Posted Nov 21, 2015 by Martin Armstrong
The IMF and many economists (domestic and foreign) are now warning that a rate hike by the U.S. Federal Reserve, no matter when, will spark a major economic crisis in the emerging markets. They see this crisis being ripe for countries with high budget deficits, such as Turkey, as well as commodity-based economies. This includes the oil exporters such as Russia and even Saudi Arabia who has now begun to issue debt.
This is holding the Federal Reserve’s feet to the fire to the point that they are losing control of their own domestic policy objectives as a consequence of the dollar becoming the WORLD’S ONLY RESERVE CURRENCY no matter what the IMF inserts into the SDR. The emerging economies have issued debt worth nearly half that of the USA without the economic strength to back up that debt. True, there is going to be a debt explosion by 2017 and this is not going to look very nice at the end of the day. Clearly, the Fed is being pressured externally to give up its domestic policy objectives to help the debt burden of everyone else. And people keep saying the dollar will go into hyperinflation? Obviously, they do not understand the world economy or that what is taking place is OUTSIDE of the United States. Sorry, the dollar is not quite ready to burn to ashes.

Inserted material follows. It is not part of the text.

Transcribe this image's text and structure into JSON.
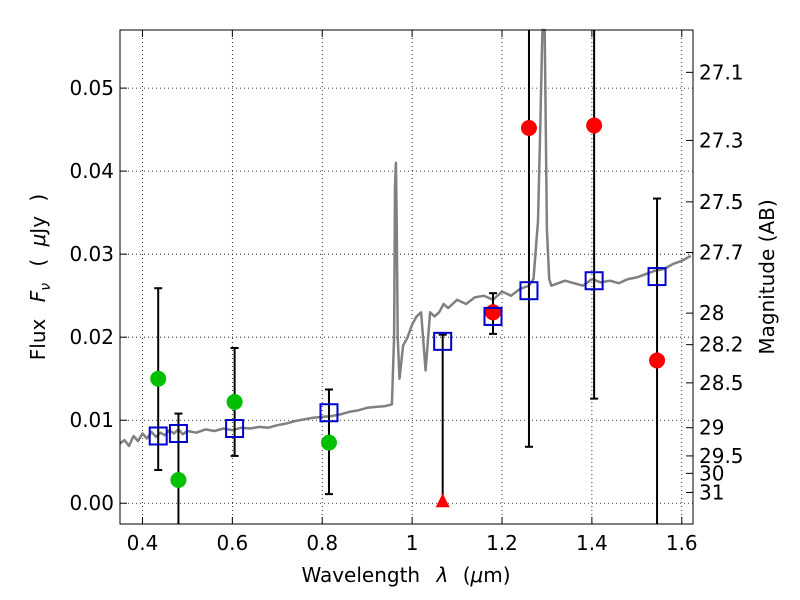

The Federal Reserve has called a meeting on Monday. This issue of sovereignty will come to a head. The Fed has called this meeting to perhaps change interest rates. The question becomes for who? The lobbying against the Fed to raise rates has been intense. My recommendation is to eliminate the 0.25% paid to banks on excess reserves and raise rates. We must normalize rates ASAP to prevent a major crisis in Pension Funds of which the average hold 40% in government debt and cannot meet future obligations. But this is the domestic sovereignty issue. Does the Fed lower rates and make the same mistake it did in 1927 to try to save the world which will never reform its debt load?
If the Fed lowers rates, the markets may see this as a CONFIRMATION that the sovereign debt crisis is becoming critical and the capital inflows will then intensify into the USA as it did between 1927-1929. So let’s see if the Fed has learned its lesson or are they stupidly going to try to save the world who will then only expect more of the same in the end.